14522893_10154686402187845_677488425020015960_n

En 1983 les sarments du Médoc de #mademoiselledemargaux gagnent aux USA le « Candy Award » et depuis la chocolaterie n’a jamais cessé d’innover, formes, consistance, gouts….

Mes préférés :

  1. Chocolat noir et thé Earl Grey
  2. Chocolat noir, yuzu et gingembre
  3. Et la nouveauté de cette fin d’année en édition limitée : chocolat et fleur de sel.

Si vous commencez à penser à vos achats de Noel, vous pouvez commander ces gourmandises (et bien d’autres) sur leur site de vente en lignehttp://www.mademoiselledemargaux.com/

Avec le code : LAZAZZERA1016 vous aurez droit à une remise de -10% !!!

thumbnail_mlle

Mais comme ici nous avons tendance à parler plus de vin que de chocolat, laissez moi vous faire un rappel des parallélismes que ces deux produits ont en commun :

Comme pour le vin, il existe différents “cépages”. On en compte une dizaine aux goûts et arômes spécifiques, dont 5 plus connus : le Forastero (70% de la production mondiale) le Criollo (10% de la production mondiale), le Trinitario, qui est une hybridation des 2 premiers (20% de la production mondiale), puis le Nacional, variété ancienne remise au gout du jour depuis l’an 2000, et l’Amelonado, variété très aromatique.
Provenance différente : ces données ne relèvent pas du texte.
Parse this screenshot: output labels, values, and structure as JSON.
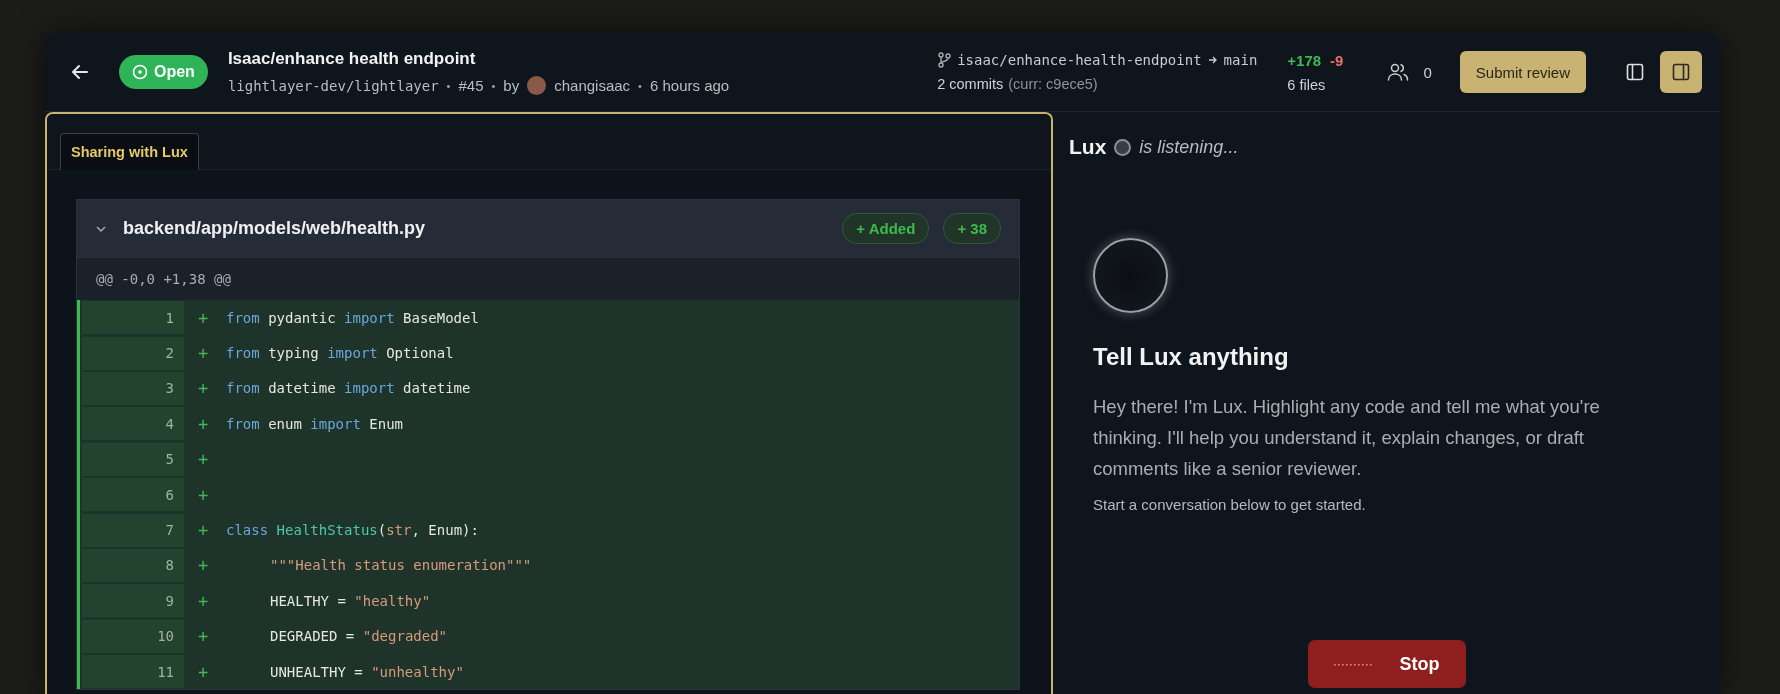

Comme pour le vin, les fruits sont mis à fermenter. Cela permet de développer leurs arômes et de réduire leur amertume.

Comme pour le vin, lors de la dégustation, on analyse le :

  • Nez
  • Bouche
  • Allonge (finale)

Le cacaoyer est un arbre tropical de 5 à 10 mètres à feuilles persistantes, qui aime l’humidité, la chaleur et l’ombre. On le trouve uniquement dans les zones équatoriales, à l’ombre d’arbres plus grands. Il est cultivé dans 45 pays mais les 9 principaux pays producteurs assurent 80% de la production (En Afrique : Côte d’Ivoire, Ghana, Nigéria, Cameroun – en Amérique du Sud : Brésil, Equateur, Colombie et  en Asie : Indonésie et Malaisie). 

Le cacaoyer atteint sa taille adulte vers l’âge de 10 ans mais dès 4 ans, la récolte est possible. Il donne des fleurs blanches qui poussent toute l’année à même le tronc et des fruits : les cabosses.

Les cabosses contiennent une moyenne de quarantaine de graines. Un cacaoyer produit environ 80 cabosses par an qui arrivent à maturité en 4 à 7 mois. Généralement, la récolte se fait sur 2 périodes : de novembre à mars et de mai à juillet. Cueillies avec un couteau ou une machette, les cabosses sont fendues pour en extraire de 20 à 60 graines très amères et astringentes : les fèves de cacao. Les fèves sont entourées dans la cabosse d’une paroi blanche gélatineuse appelée “mucilage” utilisé comme liant dans différentes préparations sur place (jus).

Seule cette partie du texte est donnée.